Optimizing health care through the Quadruple Aim
Dr. Marshall and her team are ultimately working to support primary health care across what experts call the Quadruple Aim. Dr. Marshall has adapted this model that advocates for improving Canada's primary health system by addressing four areas: patient experience, care team experience, cost, and overall population health, to explicitly address enhancing equity and access.
Using the Enhanced Quadruple Aim as a model reinforces how intricately connected these four areas can be, as making changes to improve one has the potential to affect the others – both positively and negatively. For example, making changes to improve the patient and physician experience could lead to better overall population health, but it could also result in an increased cost to the health care system. Similarly, changes to reduce costs could result in poorer patient and physician experience, and by extension, minimal improvement in population health.
"The Quadruple Aim framework is a fantastic model to show how health care is about much more than just providing timely care," Dr. Marshall says. "Our health system is exactly that – a system. When one part of the system isn't working, it's going to affect the rest of the system as well. So, if we want to help more unattached patients access primary care and find a family doctor, we need to consider all of the other factors that are involved in that process as well."

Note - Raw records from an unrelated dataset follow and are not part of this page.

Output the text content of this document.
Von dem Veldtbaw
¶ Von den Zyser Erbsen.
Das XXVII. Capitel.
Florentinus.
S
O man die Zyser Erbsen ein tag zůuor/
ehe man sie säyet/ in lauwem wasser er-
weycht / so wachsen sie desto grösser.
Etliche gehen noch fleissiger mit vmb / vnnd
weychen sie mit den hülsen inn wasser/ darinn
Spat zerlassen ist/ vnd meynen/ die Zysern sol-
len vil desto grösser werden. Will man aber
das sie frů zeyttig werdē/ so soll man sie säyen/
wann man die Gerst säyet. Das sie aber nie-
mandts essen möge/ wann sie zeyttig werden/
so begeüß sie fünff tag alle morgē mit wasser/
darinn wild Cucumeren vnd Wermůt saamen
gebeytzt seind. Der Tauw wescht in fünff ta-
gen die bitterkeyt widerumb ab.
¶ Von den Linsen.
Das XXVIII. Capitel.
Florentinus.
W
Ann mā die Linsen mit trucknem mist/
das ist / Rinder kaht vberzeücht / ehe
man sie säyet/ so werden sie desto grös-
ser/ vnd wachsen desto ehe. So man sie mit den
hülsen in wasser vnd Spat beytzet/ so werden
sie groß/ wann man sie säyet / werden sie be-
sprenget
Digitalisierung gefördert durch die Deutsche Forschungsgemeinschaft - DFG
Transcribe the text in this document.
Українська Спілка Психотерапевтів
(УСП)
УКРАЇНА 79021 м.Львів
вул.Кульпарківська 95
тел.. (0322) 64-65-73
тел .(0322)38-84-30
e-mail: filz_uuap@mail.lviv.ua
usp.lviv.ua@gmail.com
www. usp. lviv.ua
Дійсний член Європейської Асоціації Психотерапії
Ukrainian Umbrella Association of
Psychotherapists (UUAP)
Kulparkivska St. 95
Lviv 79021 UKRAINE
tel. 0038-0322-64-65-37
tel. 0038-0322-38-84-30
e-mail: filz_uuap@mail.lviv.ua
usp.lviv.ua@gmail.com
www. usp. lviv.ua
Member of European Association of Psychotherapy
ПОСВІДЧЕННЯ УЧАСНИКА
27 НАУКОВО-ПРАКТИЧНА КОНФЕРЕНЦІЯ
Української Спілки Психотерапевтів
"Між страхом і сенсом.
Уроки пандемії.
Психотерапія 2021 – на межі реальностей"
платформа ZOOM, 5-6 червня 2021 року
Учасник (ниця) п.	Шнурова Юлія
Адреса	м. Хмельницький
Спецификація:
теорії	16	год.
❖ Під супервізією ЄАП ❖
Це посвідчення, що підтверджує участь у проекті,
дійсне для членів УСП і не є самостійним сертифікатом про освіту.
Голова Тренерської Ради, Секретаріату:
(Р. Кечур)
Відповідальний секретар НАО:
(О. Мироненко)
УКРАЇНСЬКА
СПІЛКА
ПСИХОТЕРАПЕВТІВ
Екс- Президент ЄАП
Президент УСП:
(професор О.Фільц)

The goal of the Quadruple Aim framework – and Dr. Marshall's research more broadly – is about ensuring patients can access the right care, at the right time, by the right provider, using the right type of care. If these efficiencies can be achieved, Dr. Marshall says this will also help reduce costs and save money because our health system will be optimized to its greatest potential.
"I think back to when I first moved to Nova Scotia and couldn't find a family doctor, and how frustrated I was that I couldn't get the care I needed," Dr. Marshall says. "We have such an amazing health care system here in Canada, but there are still some people who are falling through the cracks. I hope that my work will help support those patients and ultimately make it easier for all Canadians to get the care they need."